I read somewhere that forcing yourself to smile can actually lift your mood, so I find myself smiling at random times – like right now sitting at my desk, for example, or when I’m sitting at a red light on Euclid Ave that has decided it won’t ever change to green – and the forced smile feels a lot like the one Sheldon Cooper wears when he’s been told it’s necessary for him to fulfill a social obligation that he completely disdains: false and creepy.
I’m not an incredibly social person to begin with. I have a few friends in Minnesota that I text every so often, hang out with even less frequently, and - when the situation is absolutely unavoidable – whom I call on the phone. Back home, I was used to talking to co-workers, living with Daylow, my animals and some tenants. Sometimes I’d chat with the neighbors, and by “sometimes,” I mean when I accidentally made eye contact on my way from the car to the back door. That was the extent of my wild social calendar.
So it’s amazing that out here in SoCal, living in a house with 5 other people, working with the same number of friendly co-workers, and seeing my MN friends with roughly the same frequency (which is and was almost never), I feel so much more alone.
Down the road from my former office building in Minnesota, there was a small sheep farm. Every day during the spring and early summer, the lambs and sheep would rotate from one quadrant of the farm to another, presumably for grazing purposes, and they all looked just the same.

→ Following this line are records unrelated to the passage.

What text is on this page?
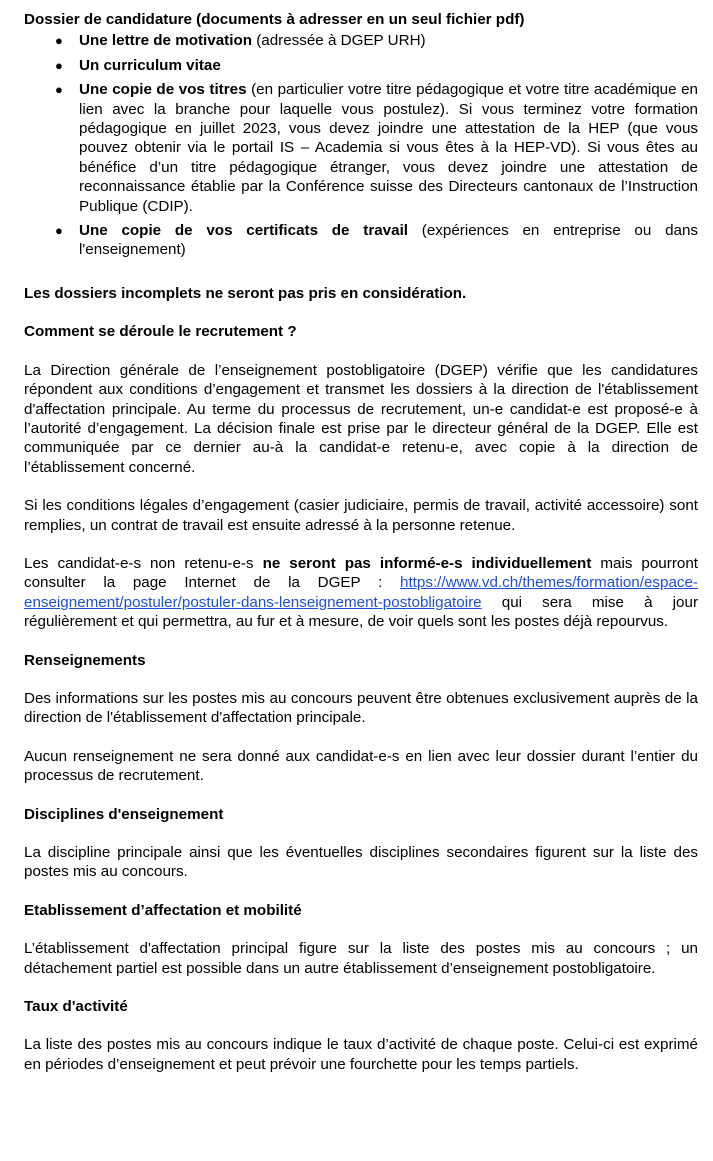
Dossier de candidature (documents à adresser en un seul fichier pdf)

● Une lettre de motivation (adressée à DGEP URH)
● Un curriculum vitae
● Une copie de vos titres (en particulier votre titre pédagogique et votre titre académique en lien avec la branche pour laquelle vous postulez). Si vous terminez votre formation pédagogique en juillet 2023, vous devez joindre une attestation de la HEP (que vous pouvez obtenir via le portail IS – Academia si vous êtes à la HEP-VD). Si vous êtes au bénéfice d’un titre pédagogique étranger, vous devez joindre une attestation de reconnaissance établie par la Conférence suisse des Directeurs cantonaux de l’Instruction Publique (CDIP).
● Une copie de vos certificats de travail (expériences en entreprise ou dans l'enseignement)

Les dossiers incomplets ne seront pas pris en considération.

Comment se déroule le recrutement ?

La Direction générale de l’enseignement postobligatoire (DGEP) vérifie que les candidatures répondent aux conditions d’engagement et transmet les dossiers à la direction de l'établissement d'affectation principale. Au terme du processus de recrutement, un-e candidat-e est proposé-e à l’autorité d’engagement. La décision finale est prise par le directeur général de la DGEP. Elle est communiquée par ce dernier au-à la candidat-e retenu-e, avec copie à la direction de l’établissement concerné.

Si les conditions légales d’engagement (casier judiciaire, permis de travail, activité accessoire) sont remplies, un contrat de travail est ensuite adressé à la personne retenue.

Les candidat-e-s non retenu-e-s ne seront pas informé-e-s individuellement mais pourront consulter la page Internet de la DGEP : https://www.vd.ch/themes/formation/espace-enseignement/postuler/postuler-dans-lenseignement-postobligatoire qui sera mise à jour régulièrement et qui permettra, au fur et à mesure, de voir quels sont les postes déjà repourvus.

Renseignements

Des informations sur les postes mis au concours peuvent être obtenues exclusivement auprès de la direction de l'établissement d'affectation principale.

Aucun renseignement ne sera donné aux candidat-e-s en lien avec leur dossier durant l’entier du processus de recrutement.

Disciplines d'enseignement

La discipline principale ainsi que les éventuelles disciplines secondaires figurent sur la liste des postes mis au concours.

Etablissement d’affectation et mobilité

L’établissement d'affectation principal figure sur la liste des postes mis au concours ; un détachement partiel est possible dans un autre établissement d’enseignement postobligatoire.

Taux d'activité

La liste des postes mis au concours indique le taux d’activité de chaque poste. Celui-ci est exprimé en périodes d’enseignement et peut prévoir une fourchette pour les temps partiels.
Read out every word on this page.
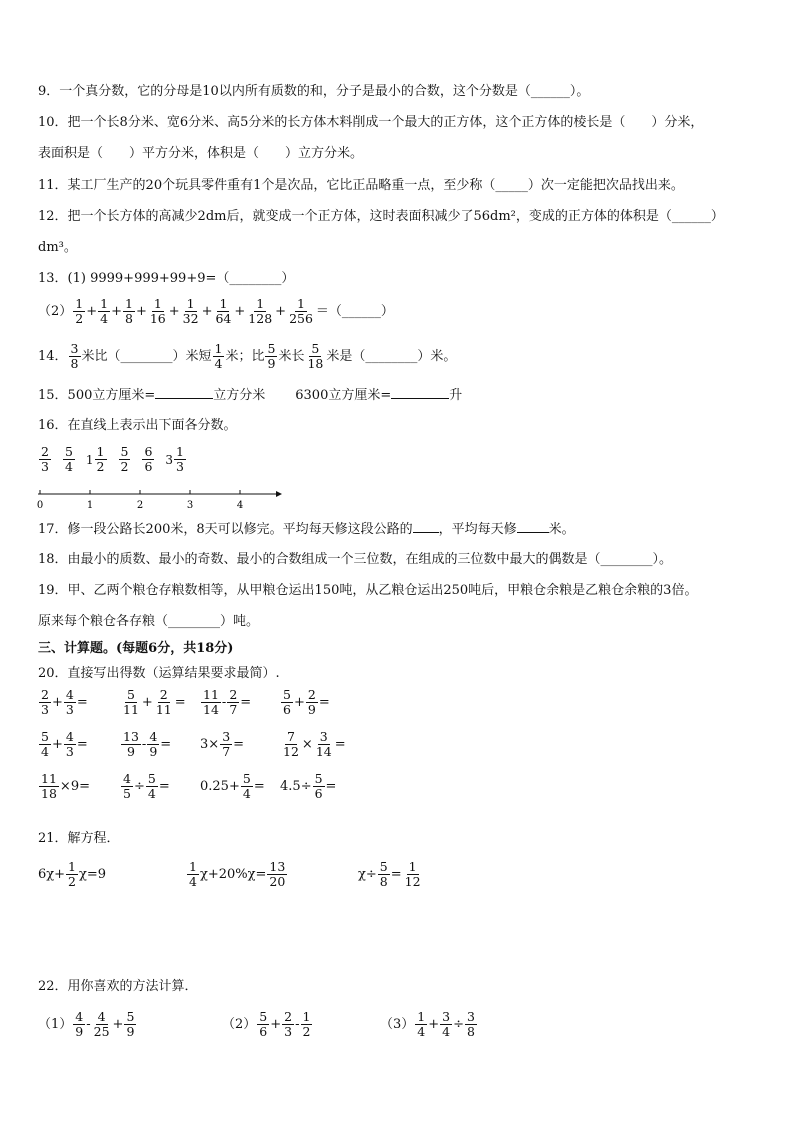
9．一个真分数，它的分母是10以内所有质数的和，分子是最小的合数，这个分数是（______）。
10．把一个长8分米、宽6分米、高5分米的长方体木料削成一个最大的正方体，这个正方体的棱长是（　　）分米，
表面积是（　　）平方分米，体积是（　　）立方分米。
11．某工厂生产的20个玩具零件重有1个是次品，它比正品略重一点，至少称（_____）次一定能把次品找出来。
12．把一个长方体的高减少2dm后，就变成一个正方体，这时表面积减少了56dm²，变成的正方体的体积是（______）
dm³。
13．(1) 9999+999+99+9=（________）
$(2) \frac{1}{2} + \frac{1}{4} + \frac{1}{8} + \frac{1}{16} + \frac{1}{32} + \frac{1}{64} + \frac{1}{128} + \frac{1}{256}$ ＝（______）
14． $\frac{3}{8}$ 米比（________）米短 $\frac{1}{4}$ 米；比 $\frac{5}{9}$ 米长 $\frac{5}{18}$ 米是（________）米。
15．500立方厘米=	立方分米 6300立方厘米=	升
16．在直线上表示出下面各分数。
$\frac{2}{3} \frac{5}{4} 1 \frac{1}{2} \frac{5}{2} \frac{6}{6} 3 \frac{1}{3}$
0	1	2	3	4
17．修一段公路长200米，8天可以修完。平均每天修这段公路的 ，平均每天修 米。
18．由最小的质数、最小的奇数、最小的合数组成一个三位数，在组成的三位数中最大的偶数是（________）。
19．甲、乙两个粮仓存粮数相等，从甲粮仓运出150吨，从乙粮仓运出250吨后，甲粮仓余粮是乙粮仓余粮的3倍。
原来每个粮仓各存粮（________）吨。
三、计算题。(每题6分，共18分)
20．直接写出得数（运算结果要求最简）.
$\frac{2}{3} + \frac{4}{3}$ =	$\frac{5}{11} + \frac{2}{11} = \frac{11}{14} - \frac{2}{7} = \frac{5}{6} + \frac{2}{9}$ =
$\frac{5}{4} + \frac{4}{3}$ =	$\frac{13}{9} - \frac{4}{9} = 3\times \frac{3}{7}$ =	$\frac{7}{12} \times \frac{3}{14}$ =
$\frac{11}{18} \times 9= \frac{4}{5} \div \frac{5}{4} = 0.25+ \frac{5}{4} = 4.5\div \frac{5}{6}$ =
21．解方程．
$6\chi+ \frac{1}{2} \chi=9$	$\frac{1}{4} \chi+20\%\chi= \frac{13}{20}$	$\chi\div \frac{5}{8} = \frac{1}{12}$
22．用你喜欢的方法计算．
$(1) \frac{4}{9} - \frac{4}{25} + \frac{5}{9}$	$(2) \frac{5}{6} + \frac{2}{3} - \frac{1}{2}$	$(3) \frac{1}{4} + \frac{3}{4} \div \frac{3}{8}$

Just a giant family of sheep, except there was this one llama amongst them. One lone, super tall llama, just grazing and looking around at the sheep thinking, “Where the hell am I?”
Right now, I am that llama.
And suddenly, I want to run back to that field in Minnesota and grab that llama by its giant neck and hug him and tell him that he’s a super tall sheep. Or maybe I’d tell him that his llama friends back home send their love, but really he should be happy here with the sheep because they get to graze in a very geometric pattern every day and isn’t that wonderful? I’ll tell him that there is a reason he’s there with the sheep, and eventually he’ll learn to love the sheep and he’ll feel like he belongs with them.
But it might take a while and it won’t be easy. And I’ll tell him to smile even if it feels fake.